Someone I did not know well died recently. Not so recently, but last February. It wasn't until May that I found out. A gregarious, hard-working fellow with a family whose grip on life seemed secure. His life found its final punctuation point in the unyielding steel of a crushed automobile.
There is a moment when one hears news of a tragic nature that time slows as the mind attempts to assimilate the finality of death. Although our world seems at times inured to death, the loss of even one person can be widely felt. For myself, such sad news eventually provokes musings on the fragile and temporary nature of life: the realization that the only legacy that can be left is a fond memory, and that the whole of life of which we can be assured is the moment in which we are now present.
Before everyday living lulls me out of my contemplation, my thoughts shift to the nature of death -- that which we each experience everyday and that which we experience when the loyal flesh and bone that ferries us about this planet can go no step further.

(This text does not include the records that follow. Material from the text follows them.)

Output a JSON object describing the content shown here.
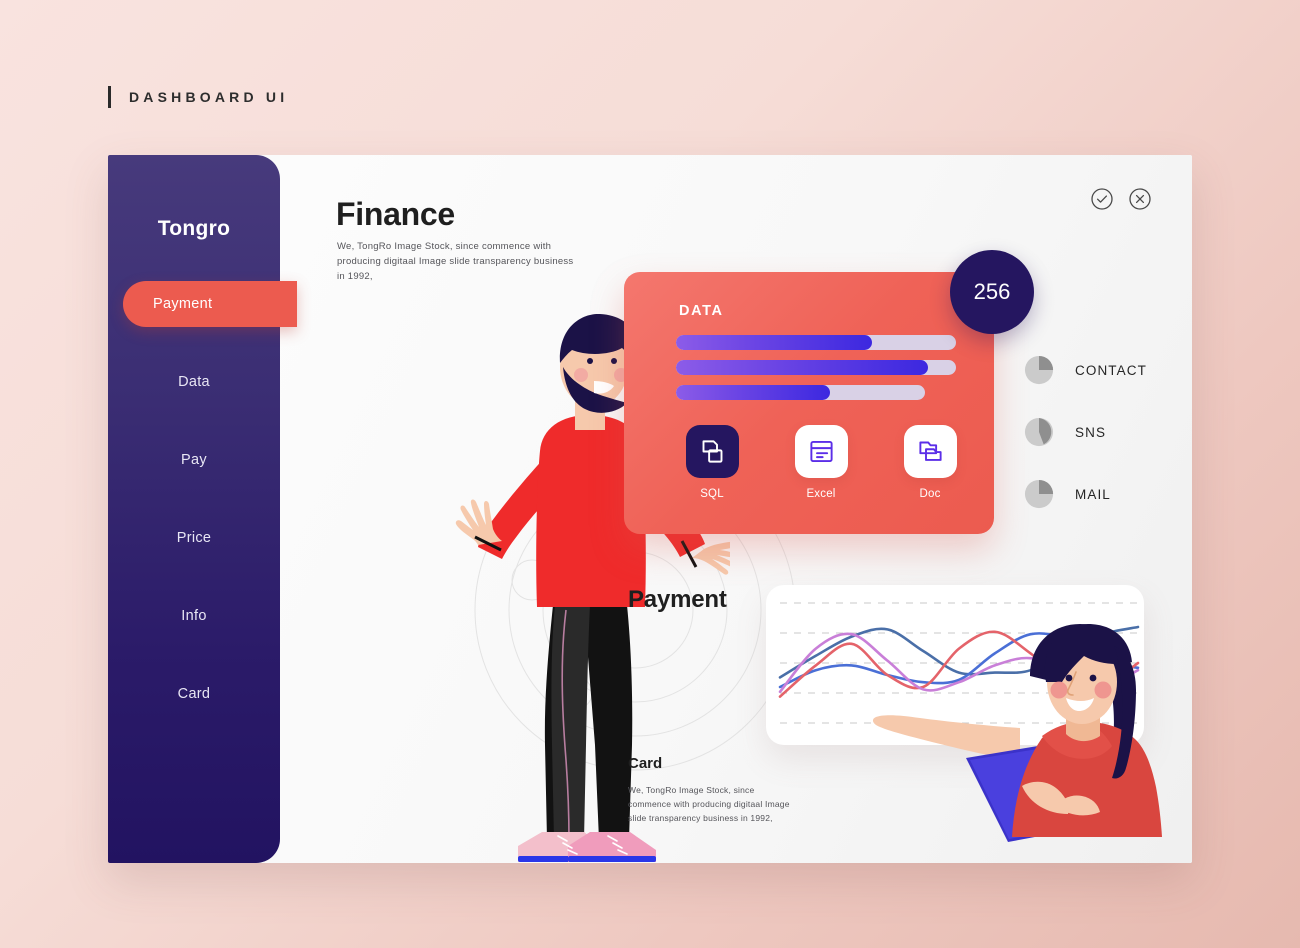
{
  "header": {
    "title": "DASHBOARD UI"
  },
  "sidebar": {
    "brand": "Tongro",
    "items": [
      {
        "label": "Payment",
        "active": true
      },
      {
        "label": "Data",
        "active": false
      },
      {
        "label": "Pay",
        "active": false
      },
      {
        "label": "Price",
        "active": false
      },
      {
        "label": "Info",
        "active": false
      },
      {
        "label": "Card",
        "active": false
      }
    ]
  },
  "main": {
    "title": "Finance",
    "description": "We, TongRo Image Stock, since commence with producing digitaal Image slide transparency business in 1992,",
    "top_actions": [
      {
        "name": "confirm-icon",
        "glyph": "check"
      },
      {
        "name": "close-icon",
        "glyph": "x"
      }
    ]
  },
  "data_card": {
    "title": "DATA",
    "bars": [
      {
        "percent": 70,
        "track_width": 100
      },
      {
        "percent": 90,
        "track_width": 100
      },
      {
        "percent": 62,
        "track_width": 89
      }
    ],
    "apps": [
      {
        "label": "SQL",
        "icon": "database-icon",
        "style": "dark"
      },
      {
        "label": "Excel",
        "icon": "spreadsheet-icon",
        "style": "light"
      },
      {
        "label": "Doc",
        "icon": "document-copy-icon",
        "style": "light"
      }
    ]
  },
  "badge": {
    "value": "256"
  },
  "stats": [
    {
      "label": "CONTACT",
      "percent": 25
    },
    {
      "label": "SNS",
      "percent": 36
    },
    {
      "label": "MAIL",
      "percent": 25
    }
  ],
  "payment": {
    "title": "Payment"
  },
  "card_section": {
    "title": "Card",
    "description": "We, TongRo Image Stock, since commence with producing digitaal Image slide transparency business in 1992,"
  },
  "chart_data": {
    "type": "line",
    "title": "",
    "xlabel": "",
    "ylabel": "",
    "grid": true,
    "gridlines": 5,
    "legend_position": "none",
    "x": [
      0,
      10,
      20,
      30,
      40,
      50,
      60,
      70,
      80,
      90,
      100
    ],
    "ylim": [
      0,
      100
    ],
    "series": [
      {
        "name": "series-blue-dark",
        "color": "#4a6fa8",
        "values": [
          38,
          56,
          72,
          78,
          60,
          42,
          42,
          44,
          62,
          74,
          80
        ]
      },
      {
        "name": "series-blue-light",
        "color": "#4a6fd6",
        "values": [
          30,
          44,
          48,
          40,
          34,
          36,
          58,
          74,
          70,
          52,
          46
        ]
      },
      {
        "name": "series-red",
        "color": "#e4636a",
        "values": [
          22,
          48,
          66,
          40,
          30,
          62,
          76,
          58,
          34,
          30,
          50
        ]
      },
      {
        "name": "series-violet",
        "color": "#c97fd8",
        "values": [
          26,
          62,
          74,
          52,
          28,
          34,
          48,
          54,
          42,
          30,
          44
        ]
      }
    ]
  },
  "colors": {
    "accent_red": "#ec5b4f",
    "sidebar_top": "#473a7c",
    "sidebar_bottom": "#221361",
    "badge_navy": "#251660",
    "bar_purple": "#6f47e4",
    "bar_track": "#d9d1e6",
    "background_start": "#f9e3df",
    "background_end": "#e6b9af"
  }
}
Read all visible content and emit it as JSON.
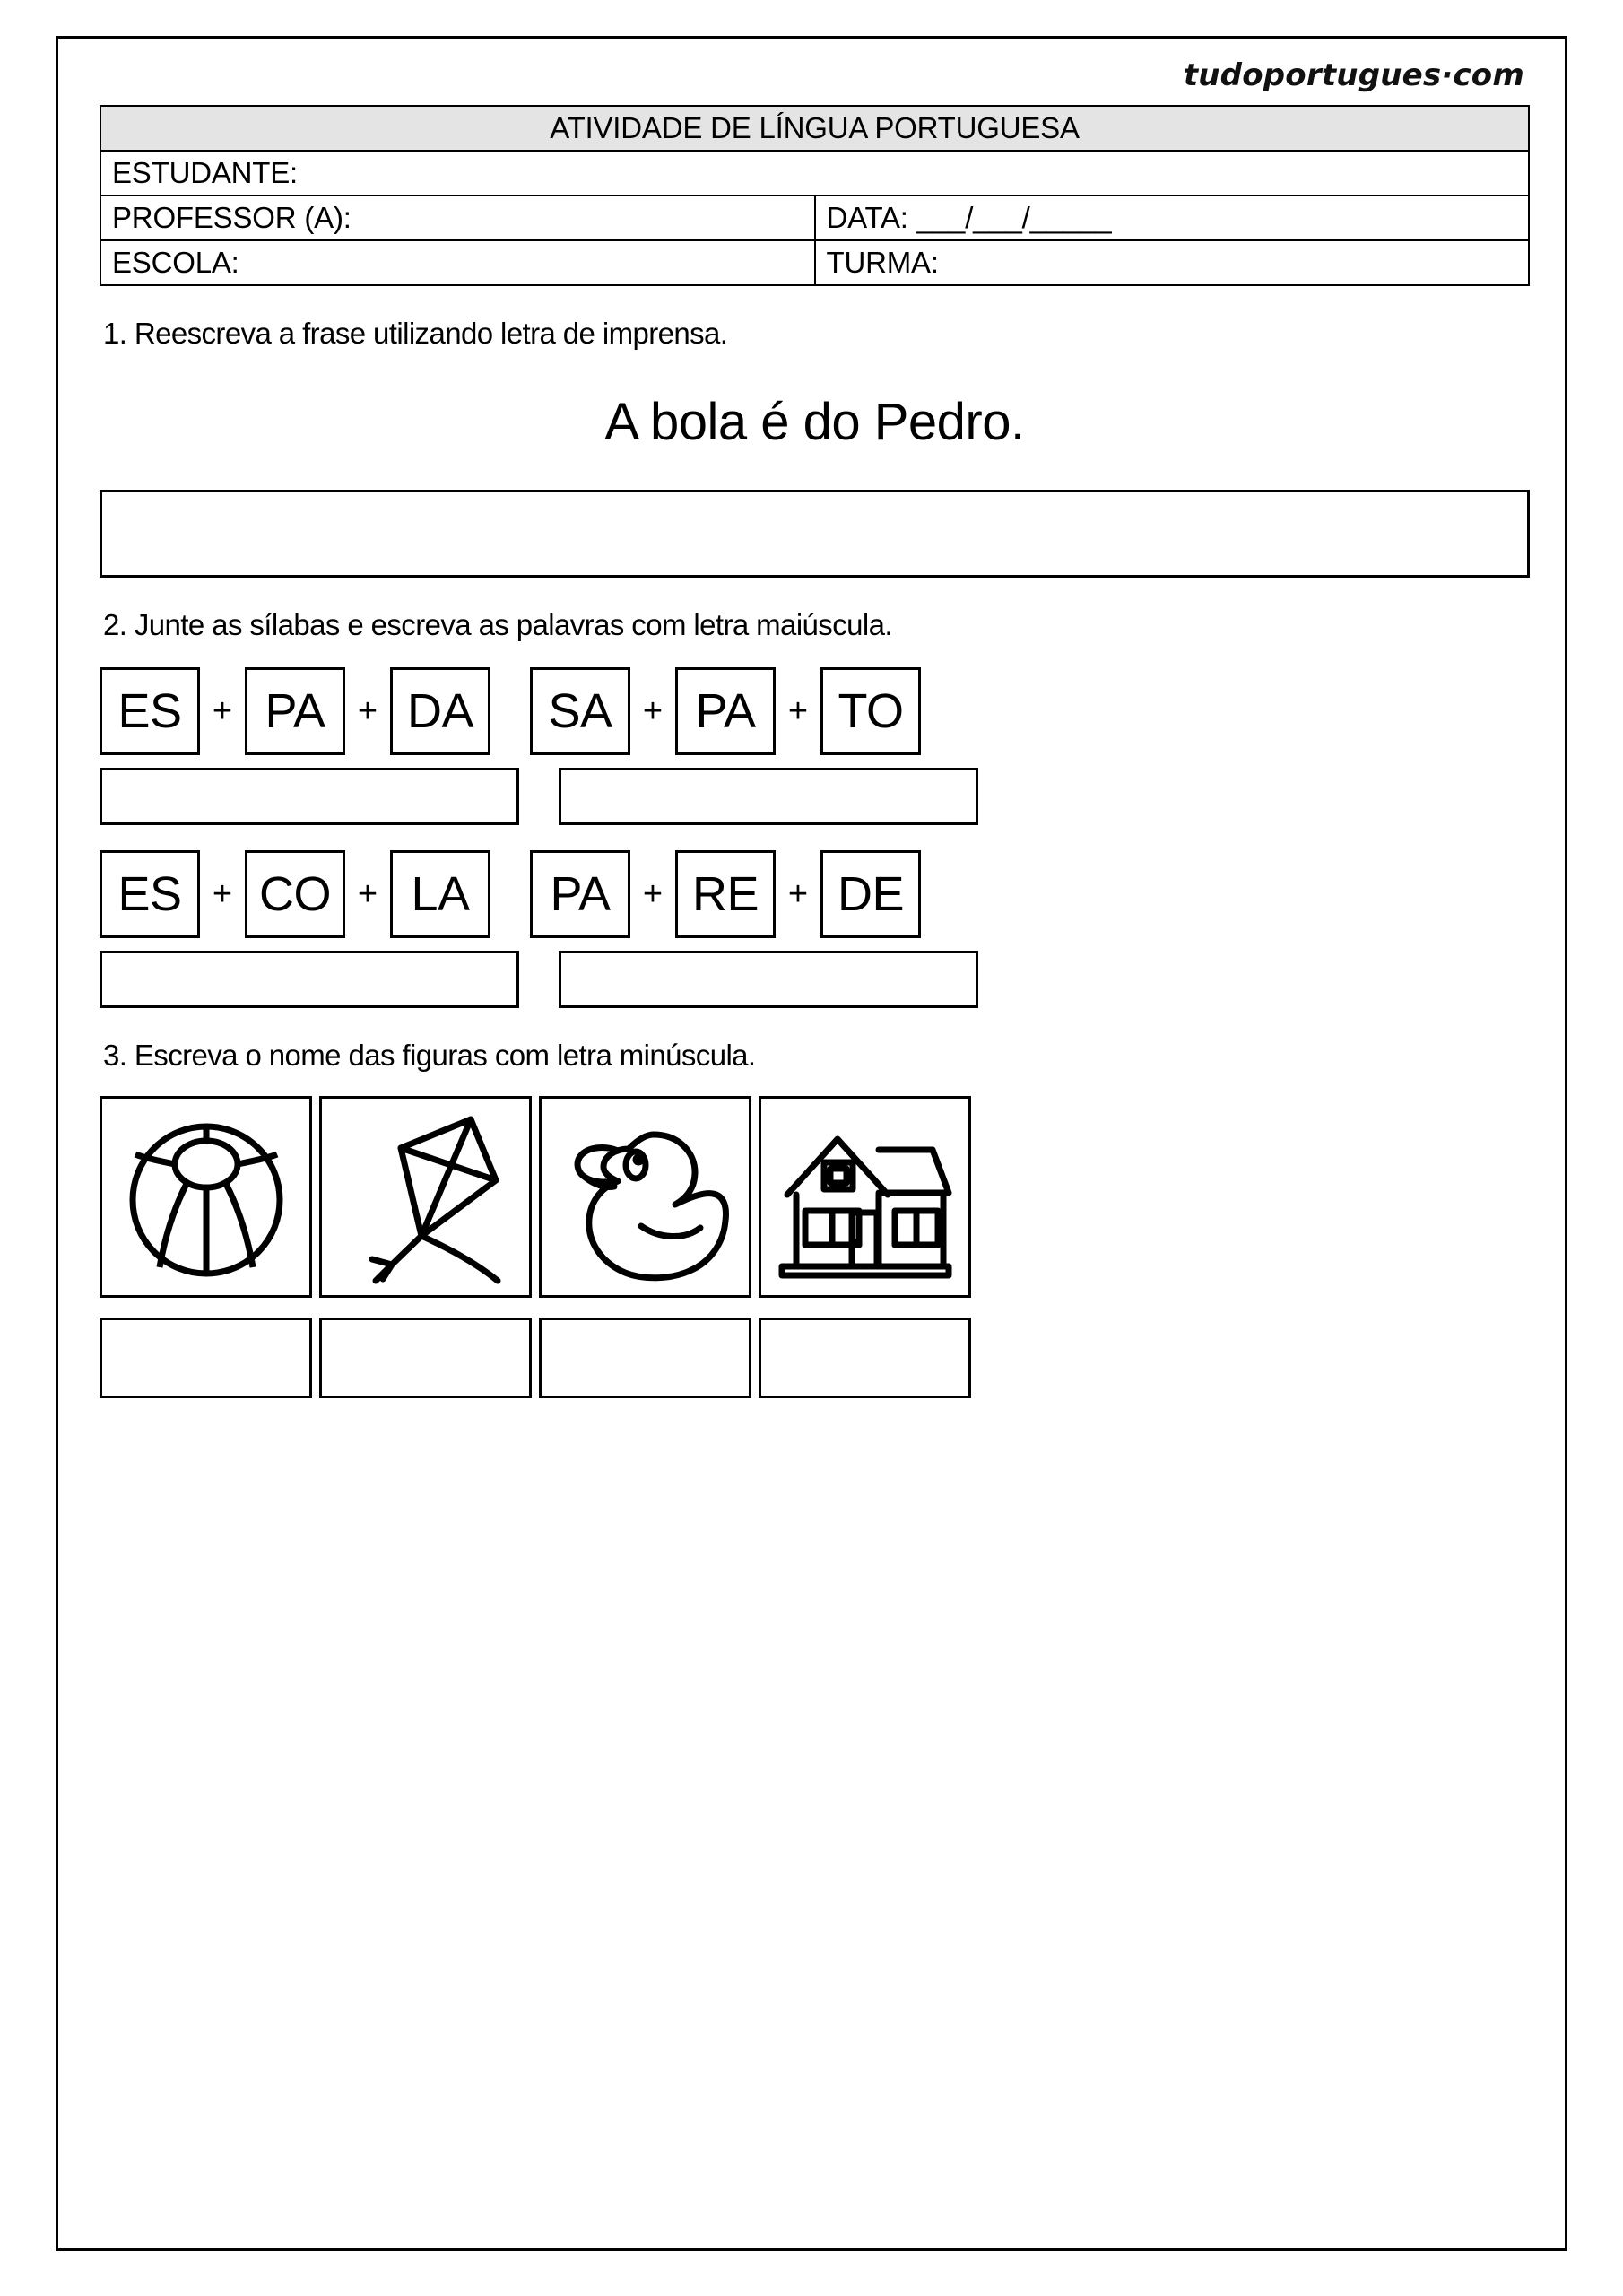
{
  "watermark": "tudoportugues·com",
  "header": {
    "title": "ATIVIDADE DE LÍNGUA PORTUGUESA",
    "fields": {
      "student_label": "ESTUDANTE:",
      "teacher_label": "PROFESSOR (A):",
      "school_label": "ESCOLA:",
      "date_label": "DATA:  ___/___/_____",
      "class_label": "TURMA:"
    }
  },
  "questions": {
    "q1": {
      "prompt": "1. Reescreva a frase utilizando letra de imprensa.",
      "sentence": "A bola é do Pedro.",
      "answer_value": ""
    },
    "q2": {
      "prompt": "2. Junte as sílabas e escreva as palavras com letra maiúscula.",
      "rows": [
        {
          "groups": [
            {
              "syllables": [
                "ES",
                "PA",
                "DA"
              ],
              "operator": "+",
              "answer_value": ""
            },
            {
              "syllables": [
                "SA",
                "PA",
                "TO"
              ],
              "operator": "+",
              "answer_value": ""
            }
          ]
        },
        {
          "groups": [
            {
              "syllables": [
                "ES",
                "CO",
                "LA"
              ],
              "operator": "+",
              "answer_value": ""
            },
            {
              "syllables": [
                "PA",
                "RE",
                "DE"
              ],
              "operator": "+",
              "answer_value": ""
            }
          ]
        }
      ]
    },
    "q3": {
      "prompt": "3. Escreva o nome das figuras com letra minúscula.",
      "figures": [
        {
          "icon": "beach-ball-icon",
          "answer_value": ""
        },
        {
          "icon": "kite-icon",
          "answer_value": ""
        },
        {
          "icon": "rubber-duck-icon",
          "answer_value": ""
        },
        {
          "icon": "house-icon",
          "answer_value": ""
        }
      ]
    }
  },
  "colors": {
    "ink": "#000000",
    "paper": "#ffffff",
    "header_fill": "#e4e4e4"
  }
}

There are as many visions of the afterlife as there are souls to dream of it. And that is as it should be. My own beliefs tend toward the Otherworld of the Celts and their forbears. Existing neither here nor there, perhaps in the twilight western ocean or perhaps in the space in which we now live but cannot yet comprehend while we live mortally. Ambiguous but joyful, a place of extraordinary colour, no compensatory heaven and no punishing hell.
But my thoughts cannot linger too long on a world to which I have not earned admission. The Otherworld is no place for those without invitation.
To our own lives we die and are born again each day as we moil away the time which fate has allotted us. The passing away of certain ways of life or modes of thinking and feeling can be felt as a death. As writer Eden Gray notes "death is a protest against stagnation -- it is by death that changes for the better come to pass and old ideas give way. Creation necessitates its opposite -- destruction."
Looking now at my sleeping children I can feel the task before them -- to grow into this life, to gather and hold its experiences with integrity; to look outward and accept the reality of the world they see. And my task? To recognize the illusion and limitations of that world and find my path inward to the universal, the mysterium tremendum that is beyond. States Gray "the change from the personal to the universal view is so radical that mystics often compare it to death."
Time is ours only while we are here. At 6:26 a.m. PST, the summer solstice will again witness the victory of the Holly King over the Oak King and our bright year will begin to wane. Here again is death in life. Don't wait until midlife to have your crises, one never knows when midlife is. Farewell to those of our tribe taken so soon. Best wishes for your Journey.